In Vivo Pharmacokinetic Study of Remdesivir Dry Powder for Inhalation in Hamsters (preprint)

Remdesivir dry powder for inhalation was previously developed using thin film freezing (TFF). A single dose 24 hour pharmacokinetic study in hamsters, a small animal model for SARS-CoV-2, demonstrated that pulmonary delivery of TFF remdesivir can achieve plasma remdesivir and GS-441524 levels higher than the reported EC50s of both remdesivir and GS441524 (in human epithelial cells) over 20 hours. The half life of GS4412524 following dry powder insufflation was about 7 hours, suggesting the dosing regimen would be twice daily administration. Although the remdesivir-Captisol (80/20 w/w) formulation showed faster and greater absorption of remdesivir and GS-4412524 in the lung, remdesivir-leucine (80/20 w/w) exhibited a greater Cmax with shorter Tmax and lower AUC of GS441524, indicating lower total drug exposure is required to achieve a high effective concentration against SAR-CoV-2. In conclusion, remdesivir dry powder for inhalation would be a promising alternative dosage form for the treatment of COVID-19 disease.

Development of Remdesivir as a Dry Powder for Inhalation by Thin Film Freezing (preprint)
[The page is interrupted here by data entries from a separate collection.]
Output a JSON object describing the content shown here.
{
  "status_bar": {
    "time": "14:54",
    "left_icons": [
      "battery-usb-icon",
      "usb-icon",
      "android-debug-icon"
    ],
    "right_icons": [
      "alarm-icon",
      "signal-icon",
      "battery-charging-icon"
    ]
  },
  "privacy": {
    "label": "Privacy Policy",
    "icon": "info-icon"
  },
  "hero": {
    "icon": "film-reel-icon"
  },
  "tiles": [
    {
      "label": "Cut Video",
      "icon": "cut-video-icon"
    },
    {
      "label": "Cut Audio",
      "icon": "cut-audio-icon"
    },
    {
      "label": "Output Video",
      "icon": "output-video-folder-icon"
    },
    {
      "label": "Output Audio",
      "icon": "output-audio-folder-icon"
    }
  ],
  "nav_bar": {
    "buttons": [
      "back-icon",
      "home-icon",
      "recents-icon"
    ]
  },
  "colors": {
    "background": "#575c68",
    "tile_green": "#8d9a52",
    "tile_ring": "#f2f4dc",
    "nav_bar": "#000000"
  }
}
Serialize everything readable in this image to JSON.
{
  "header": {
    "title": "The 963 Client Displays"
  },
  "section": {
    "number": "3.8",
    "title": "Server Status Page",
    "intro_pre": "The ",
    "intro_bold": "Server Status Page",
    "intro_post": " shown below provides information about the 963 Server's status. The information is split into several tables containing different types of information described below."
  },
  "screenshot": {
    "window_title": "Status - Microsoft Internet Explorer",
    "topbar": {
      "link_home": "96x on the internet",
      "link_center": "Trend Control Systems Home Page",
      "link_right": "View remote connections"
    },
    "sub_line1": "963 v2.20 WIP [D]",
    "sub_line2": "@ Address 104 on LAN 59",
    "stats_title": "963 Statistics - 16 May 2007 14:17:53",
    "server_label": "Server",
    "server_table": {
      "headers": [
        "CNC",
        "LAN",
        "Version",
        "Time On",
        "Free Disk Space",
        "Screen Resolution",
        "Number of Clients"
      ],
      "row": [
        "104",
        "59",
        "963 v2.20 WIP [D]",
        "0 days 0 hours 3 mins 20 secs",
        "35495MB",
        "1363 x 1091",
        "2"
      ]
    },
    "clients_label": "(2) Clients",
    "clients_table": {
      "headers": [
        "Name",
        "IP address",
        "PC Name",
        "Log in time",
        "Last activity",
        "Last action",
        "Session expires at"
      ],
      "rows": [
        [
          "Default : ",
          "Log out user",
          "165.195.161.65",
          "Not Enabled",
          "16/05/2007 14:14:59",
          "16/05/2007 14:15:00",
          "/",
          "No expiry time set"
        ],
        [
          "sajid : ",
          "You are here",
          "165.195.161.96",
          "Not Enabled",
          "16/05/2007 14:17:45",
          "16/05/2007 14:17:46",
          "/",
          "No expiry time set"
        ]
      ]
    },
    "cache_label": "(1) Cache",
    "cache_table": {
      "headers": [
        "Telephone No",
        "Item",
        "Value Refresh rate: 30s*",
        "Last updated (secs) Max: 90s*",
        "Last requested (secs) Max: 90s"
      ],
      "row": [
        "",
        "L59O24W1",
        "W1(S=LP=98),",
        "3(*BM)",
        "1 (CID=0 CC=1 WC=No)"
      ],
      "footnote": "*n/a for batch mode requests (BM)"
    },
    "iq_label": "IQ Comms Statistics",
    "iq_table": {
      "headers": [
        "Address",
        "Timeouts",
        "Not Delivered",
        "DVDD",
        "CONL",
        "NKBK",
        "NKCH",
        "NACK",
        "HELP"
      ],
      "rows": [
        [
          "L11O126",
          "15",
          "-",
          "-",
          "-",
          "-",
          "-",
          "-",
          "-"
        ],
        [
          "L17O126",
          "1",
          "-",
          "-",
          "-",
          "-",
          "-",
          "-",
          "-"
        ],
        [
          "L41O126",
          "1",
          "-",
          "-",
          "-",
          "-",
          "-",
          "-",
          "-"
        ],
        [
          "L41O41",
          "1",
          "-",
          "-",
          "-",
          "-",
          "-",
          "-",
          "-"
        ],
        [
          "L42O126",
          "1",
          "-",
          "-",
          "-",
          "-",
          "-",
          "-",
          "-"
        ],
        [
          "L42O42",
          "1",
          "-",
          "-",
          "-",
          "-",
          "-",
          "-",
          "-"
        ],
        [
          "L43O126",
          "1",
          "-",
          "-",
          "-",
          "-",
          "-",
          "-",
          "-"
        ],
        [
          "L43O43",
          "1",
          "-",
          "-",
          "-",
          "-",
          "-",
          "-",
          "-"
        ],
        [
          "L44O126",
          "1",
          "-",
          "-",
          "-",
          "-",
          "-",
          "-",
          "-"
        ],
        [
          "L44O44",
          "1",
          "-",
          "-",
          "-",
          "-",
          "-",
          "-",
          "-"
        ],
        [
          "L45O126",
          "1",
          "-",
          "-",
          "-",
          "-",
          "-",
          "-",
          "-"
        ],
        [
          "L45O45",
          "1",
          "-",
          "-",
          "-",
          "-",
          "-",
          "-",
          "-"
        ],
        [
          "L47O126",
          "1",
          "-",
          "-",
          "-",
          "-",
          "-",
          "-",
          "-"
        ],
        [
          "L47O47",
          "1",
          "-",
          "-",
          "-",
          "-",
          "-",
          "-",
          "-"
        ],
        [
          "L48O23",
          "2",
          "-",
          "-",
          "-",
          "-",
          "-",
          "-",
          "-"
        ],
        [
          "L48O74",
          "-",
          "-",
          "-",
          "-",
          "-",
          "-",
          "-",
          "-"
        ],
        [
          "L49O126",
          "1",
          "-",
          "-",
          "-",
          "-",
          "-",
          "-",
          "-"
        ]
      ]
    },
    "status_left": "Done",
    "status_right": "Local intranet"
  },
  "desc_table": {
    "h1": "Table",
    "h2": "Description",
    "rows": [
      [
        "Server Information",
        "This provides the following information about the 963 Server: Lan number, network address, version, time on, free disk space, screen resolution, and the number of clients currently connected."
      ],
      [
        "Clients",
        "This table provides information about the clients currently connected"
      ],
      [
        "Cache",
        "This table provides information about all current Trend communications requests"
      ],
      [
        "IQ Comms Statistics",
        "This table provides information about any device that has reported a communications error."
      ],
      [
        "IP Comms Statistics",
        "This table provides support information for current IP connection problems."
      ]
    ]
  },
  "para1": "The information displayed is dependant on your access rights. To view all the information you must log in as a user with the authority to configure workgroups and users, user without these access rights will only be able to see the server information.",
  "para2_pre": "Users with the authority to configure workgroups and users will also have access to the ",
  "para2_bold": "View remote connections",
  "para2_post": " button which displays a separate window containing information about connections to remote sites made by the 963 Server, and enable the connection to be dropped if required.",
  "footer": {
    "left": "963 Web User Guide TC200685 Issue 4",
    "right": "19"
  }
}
Remdesivir, an investigational broad-spectrum antiviral agent, has shown in vitro activity against SARS-CoV-2. To maximize direct delivery to the target site, the lungs, we aim to develop remdesivir as a dry powder for inhalation using thin film freezing (TFF). TFF produces a brittle matrix of nanostructured aggregates that can be sheared into respirable low-density microparticles upon aerosolization from a passive dry powder inhaler. In vitro aerodynamic testing demonstrated that drug loading and excipient type affected the aerosol performance of remdesivir. Remdesivir combined with optimal excipients (e.g. Captisol(R), mannitol, lactose, leucine) exhibited suitable aerosol performance (up to 92.4% FPF and 0.86 {micro}m MMAD). Remdesivir was amorphous after the TFF process, which we hypothesize will provide a benefit for drug dissolution once administered to the lungs. Neither the organic/water processing cosolvent or the rapid freezing rate used during the TFF process affected the chemical stability of remdesivir during processing. In conclusion, TFF is a suitable technology for producing remdesivir dry powder formulations suitable for pulmonary administration.